Applying this test to the instant case, the record is clear that following the teachers' return to work on September 13 until the work stoppage on October 1, the relevant provisions of the first year of the recommended agreement, including both economic and non-economic matters, had been put into effect. Further, although the record contains testimony of discussions between the employer and union concerning the applicability of certain non-economic provisions of the first year during the period of proposed re-negotiation, the record amply supports the conclusion that the dispute and the ensuing work stoppage centered solely on the salary schedules for the second and third years of the contract. Thus, we find substantial evidence in the record to support the referee's final finding of fact that work was available under the terms and conditions of the first year of the recommended agreement,*fn3 and conclude, therefore, that this was the status quo the
[ 43 Pa. Commw. Page 527]
union and the employer were obliged to maintain. Within this context, the record amply demonstrates that the willingness of the claimants to continue working was not conditioned merely upon the continued employment under the terms and conditions of the first year contract provisions, essentially the maintenance of the status quo; it was upon the further condition that the legality of the second and third year contract provisions be submitted to binding arbitration. There was no obligation on the part of the employer, in maintaining the status quo at the time of the work stoppage, to submit the issue of the pay scale of the second and third years of the recommended agreement to binding arbitration. Claimants' argument that the grievance and arbitration provisions of the first year contract gives rise to an obligation on the part of the employer to submit to binding arbitration on the second and third years of the disputed portions of the agreement is without merit. Cf. McCracken Unemployment Compensation Case, 187 Pa. Superior Ct. 403, 144 A.2d 679 (1958) (allocatur refused).

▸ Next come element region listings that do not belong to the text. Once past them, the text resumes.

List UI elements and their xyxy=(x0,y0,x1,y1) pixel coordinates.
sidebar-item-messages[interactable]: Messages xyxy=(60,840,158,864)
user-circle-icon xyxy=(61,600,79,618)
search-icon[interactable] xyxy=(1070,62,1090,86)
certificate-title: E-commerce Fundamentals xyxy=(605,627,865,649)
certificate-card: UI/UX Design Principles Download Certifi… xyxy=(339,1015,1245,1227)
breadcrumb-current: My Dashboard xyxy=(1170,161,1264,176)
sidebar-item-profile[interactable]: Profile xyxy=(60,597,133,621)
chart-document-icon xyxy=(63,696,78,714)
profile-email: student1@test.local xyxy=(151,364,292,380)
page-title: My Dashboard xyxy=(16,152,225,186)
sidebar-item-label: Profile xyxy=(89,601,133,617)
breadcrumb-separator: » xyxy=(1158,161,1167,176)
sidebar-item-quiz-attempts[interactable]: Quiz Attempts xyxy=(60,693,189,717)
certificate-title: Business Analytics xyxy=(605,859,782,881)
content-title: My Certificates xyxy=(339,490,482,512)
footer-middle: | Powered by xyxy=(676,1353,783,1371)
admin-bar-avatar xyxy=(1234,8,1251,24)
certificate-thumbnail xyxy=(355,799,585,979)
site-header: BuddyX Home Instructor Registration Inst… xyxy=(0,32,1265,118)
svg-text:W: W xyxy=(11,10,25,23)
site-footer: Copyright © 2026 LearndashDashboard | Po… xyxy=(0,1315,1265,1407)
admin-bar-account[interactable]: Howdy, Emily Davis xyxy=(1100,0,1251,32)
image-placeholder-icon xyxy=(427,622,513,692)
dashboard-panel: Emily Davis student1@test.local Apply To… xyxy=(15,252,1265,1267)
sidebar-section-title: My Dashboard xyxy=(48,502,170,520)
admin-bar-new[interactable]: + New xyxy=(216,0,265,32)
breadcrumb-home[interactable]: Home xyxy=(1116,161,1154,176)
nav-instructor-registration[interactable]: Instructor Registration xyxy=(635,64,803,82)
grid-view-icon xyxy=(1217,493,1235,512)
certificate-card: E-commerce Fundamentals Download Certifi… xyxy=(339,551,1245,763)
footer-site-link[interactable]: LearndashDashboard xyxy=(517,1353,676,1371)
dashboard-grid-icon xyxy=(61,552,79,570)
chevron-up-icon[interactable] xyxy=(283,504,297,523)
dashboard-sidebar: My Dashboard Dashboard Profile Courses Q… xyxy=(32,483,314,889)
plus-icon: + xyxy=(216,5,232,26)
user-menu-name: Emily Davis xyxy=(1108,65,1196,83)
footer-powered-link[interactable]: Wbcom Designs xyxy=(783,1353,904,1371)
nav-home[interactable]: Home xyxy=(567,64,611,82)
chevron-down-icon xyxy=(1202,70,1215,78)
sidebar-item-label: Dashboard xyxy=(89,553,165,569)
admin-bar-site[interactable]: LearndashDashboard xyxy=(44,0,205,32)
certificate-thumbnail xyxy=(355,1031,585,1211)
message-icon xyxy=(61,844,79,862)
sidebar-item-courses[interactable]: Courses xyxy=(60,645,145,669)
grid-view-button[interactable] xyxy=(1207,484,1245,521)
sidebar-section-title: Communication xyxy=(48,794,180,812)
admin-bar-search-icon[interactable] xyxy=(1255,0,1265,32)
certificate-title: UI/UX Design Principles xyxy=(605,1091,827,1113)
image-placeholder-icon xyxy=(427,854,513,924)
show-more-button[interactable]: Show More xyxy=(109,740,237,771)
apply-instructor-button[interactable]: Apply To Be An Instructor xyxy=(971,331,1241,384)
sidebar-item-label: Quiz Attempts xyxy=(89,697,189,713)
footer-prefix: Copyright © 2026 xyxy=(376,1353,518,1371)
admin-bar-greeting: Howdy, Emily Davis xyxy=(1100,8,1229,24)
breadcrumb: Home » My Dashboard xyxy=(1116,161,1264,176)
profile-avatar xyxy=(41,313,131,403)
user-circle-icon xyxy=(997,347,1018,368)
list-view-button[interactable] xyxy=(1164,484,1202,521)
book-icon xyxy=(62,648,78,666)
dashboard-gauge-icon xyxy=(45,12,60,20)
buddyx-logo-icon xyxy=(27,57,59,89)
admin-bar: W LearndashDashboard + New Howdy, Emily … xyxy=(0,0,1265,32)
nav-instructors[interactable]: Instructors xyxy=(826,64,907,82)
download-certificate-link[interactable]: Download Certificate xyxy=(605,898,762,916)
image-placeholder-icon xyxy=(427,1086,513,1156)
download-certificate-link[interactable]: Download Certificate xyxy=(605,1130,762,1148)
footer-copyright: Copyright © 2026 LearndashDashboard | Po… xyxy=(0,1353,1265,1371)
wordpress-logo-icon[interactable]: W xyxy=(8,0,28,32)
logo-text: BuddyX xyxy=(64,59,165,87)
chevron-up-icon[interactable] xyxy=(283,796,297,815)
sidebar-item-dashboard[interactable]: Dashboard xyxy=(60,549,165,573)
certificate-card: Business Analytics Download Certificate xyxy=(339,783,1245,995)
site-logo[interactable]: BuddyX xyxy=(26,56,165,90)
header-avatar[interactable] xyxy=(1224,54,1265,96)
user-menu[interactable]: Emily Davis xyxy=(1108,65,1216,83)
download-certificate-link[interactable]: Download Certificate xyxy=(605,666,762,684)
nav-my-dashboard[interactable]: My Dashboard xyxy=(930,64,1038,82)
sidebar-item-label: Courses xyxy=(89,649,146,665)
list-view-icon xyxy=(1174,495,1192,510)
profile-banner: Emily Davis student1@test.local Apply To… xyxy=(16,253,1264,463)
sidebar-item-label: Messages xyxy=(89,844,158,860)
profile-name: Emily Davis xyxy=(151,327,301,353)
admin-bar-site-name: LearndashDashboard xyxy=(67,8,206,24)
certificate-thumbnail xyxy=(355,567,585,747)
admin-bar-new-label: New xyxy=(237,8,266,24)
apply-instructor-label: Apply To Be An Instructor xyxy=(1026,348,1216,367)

Similarly, we must reject claimants' contention that the employer's action in refusing to execute the recommended agreement constituted unreasonable conduct or a breach of contract which should justify the granting of unemployment compensation benefits. It has long been the law of Pennsylvania that unemployment resulting from a work stoppage due to an alleged breach of contract is not compensable. See Accurti Unemployment Compensation Case, 187 Pa. Superior Ct. 391, 144 A.2d 673 (1958) (allocatur refused); Byerly Unemployment Compensation Case, 171 Pa. Superior Ct. 303, 90 A.2d 322 (1952).
[ 43 Pa. Commw. Page 528]
Accordingly, we will enter the following
And Now, June 25, 1979, the order of the Unemployment Compensation Board of Review, Decision No. B-149445, dated September 14, 1977, is hereby affirmed.